Per adesso, è successo che ieri sera mi ha chiamato Marco, mio marito, mentre ero al lavoro.
«Ho letto», mi ha detto.
«Cos’hai letto?», gli ho chiesto.
«Il tuo post».
«…».
«La foto», ha detto. «Hai messo la foto. Cosa sta succedendo? Qui c’è qualcosa», ha detto.
Poi è successo che un amico di Facebook mi ha scritto una lettera molto intensa che gli ho chiesto il permesso di pubblicare qui (mi risponderà, credo).
Poi è successo che un’amica mi ha mandato una mail per dirmi che aveva percepito il post come «testimonianza sulla carne aperta, esposizione dei nervi scoperti.
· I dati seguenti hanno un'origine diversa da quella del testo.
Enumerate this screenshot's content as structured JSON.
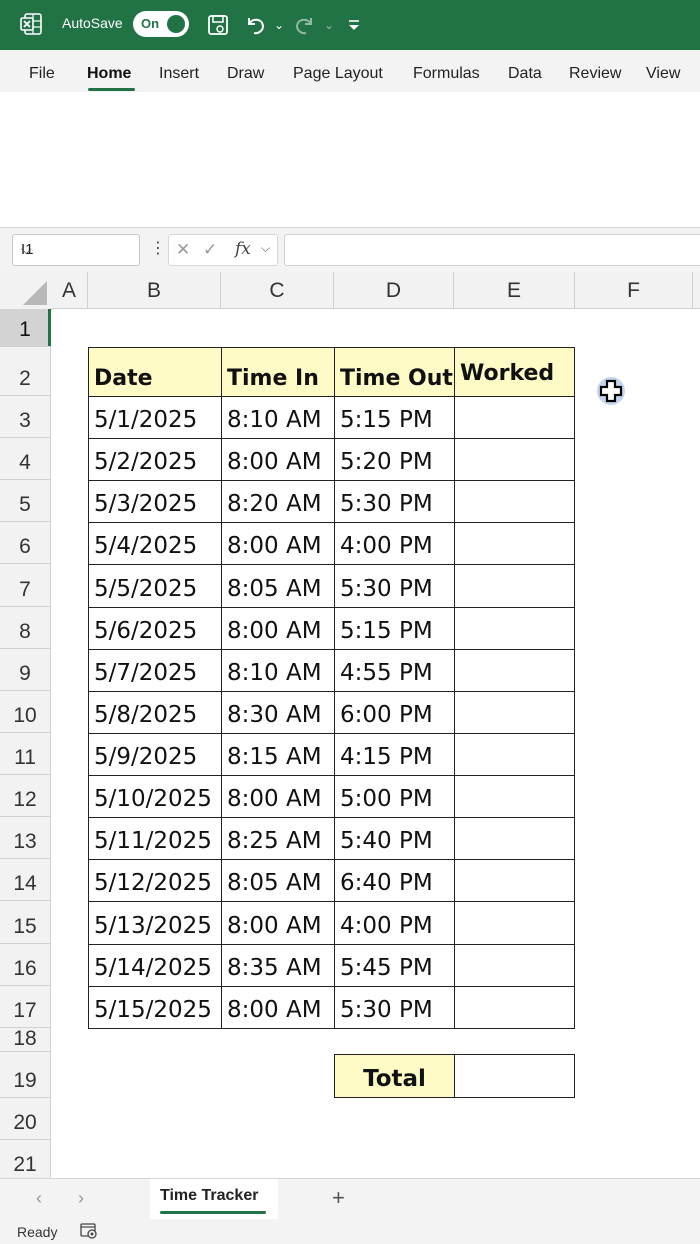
{
  "title_bar": {
    "autosave_label": "AutoSave",
    "autosave_state": "On",
    "accent_color": "#217346"
  },
  "ribbon_tabs": [
    "File",
    "Home",
    "Insert",
    "Draw",
    "Page Layout",
    "Formulas",
    "Data",
    "Review",
    "View"
  ],
  "active_tab": "Home",
  "formula_bar": {
    "name_box": "I1",
    "fx_label": "fx",
    "formula": ""
  },
  "columns": [
    "A",
    "B",
    "C",
    "D",
    "E",
    "F"
  ],
  "rows": [
    "1",
    "2",
    "3",
    "4",
    "5",
    "6",
    "7",
    "8",
    "9",
    "10",
    "11",
    "12",
    "13",
    "14",
    "15",
    "16",
    "17",
    "18",
    "19",
    "20",
    "21"
  ],
  "table": {
    "headers": [
      "Date",
      "Time In",
      "Time Out",
      "Worked"
    ],
    "header_fill": "#fefbc6",
    "rows": [
      [
        "5/1/2025",
        "8:10 AM",
        "5:15 PM",
        ""
      ],
      [
        "5/2/2025",
        "8:00 AM",
        "5:20 PM",
        ""
      ],
      [
        "5/3/2025",
        "8:20 AM",
        "5:30 PM",
        ""
      ],
      [
        "5/4/2025",
        "8:00 AM",
        "4:00 PM",
        ""
      ],
      [
        "5/5/2025",
        "8:05 AM",
        "5:30 PM",
        ""
      ],
      [
        "5/6/2025",
        "8:00 AM",
        "5:15 PM",
        ""
      ],
      [
        "5/7/2025",
        "8:10 AM",
        "4:55 PM",
        ""
      ],
      [
        "5/8/2025",
        "8:30 AM",
        "6:00 PM",
        ""
      ],
      [
        "5/9/2025",
        "8:15 AM",
        "4:15 PM",
        ""
      ],
      [
        "5/10/2025",
        "8:00 AM",
        "5:00 PM",
        ""
      ],
      [
        "5/11/2025",
        "8:25 AM",
        "5:40 PM",
        ""
      ],
      [
        "5/12/2025",
        "8:05 AM",
        "6:40 PM",
        ""
      ],
      [
        "5/13/2025",
        "8:00 AM",
        "4:00 PM",
        ""
      ],
      [
        "5/14/2025",
        "8:35 AM",
        "5:45 PM",
        ""
      ],
      [
        "5/15/2025",
        "8:00 AM",
        "5:30 PM",
        ""
      ]
    ],
    "total_label": "Total",
    "total_value": ""
  },
  "sheet_tabs": [
    "Time Tracker"
  ],
  "status": {
    "ready": "Ready"
  }
}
Mi si è conficcato da qualche parte. In uno spigolo del gomito mi sa. Alla fine la scrittura tira sempre fuori qualcosa e si vede direi, si sente».
Poi è successo che ha letto anche mia madre, e ha capito che io ho capito.
No. Ha sentito che io ho sentito, e che per tutta la vita non ho fatto altro che sentire.
(Generata, non creata. Della stessa sostanza della madre).
Poi è successo che Giulio Mozzi – che ha segnalato il mio post su Facebook, dove alcuni hanno scritto «grazie» – ha ripreso la foto su Vibrisse come link al mio articolo, e ne è nato un piccolo dibattito che io vorrei però riprendere qui, per riportarlo più vicino a me.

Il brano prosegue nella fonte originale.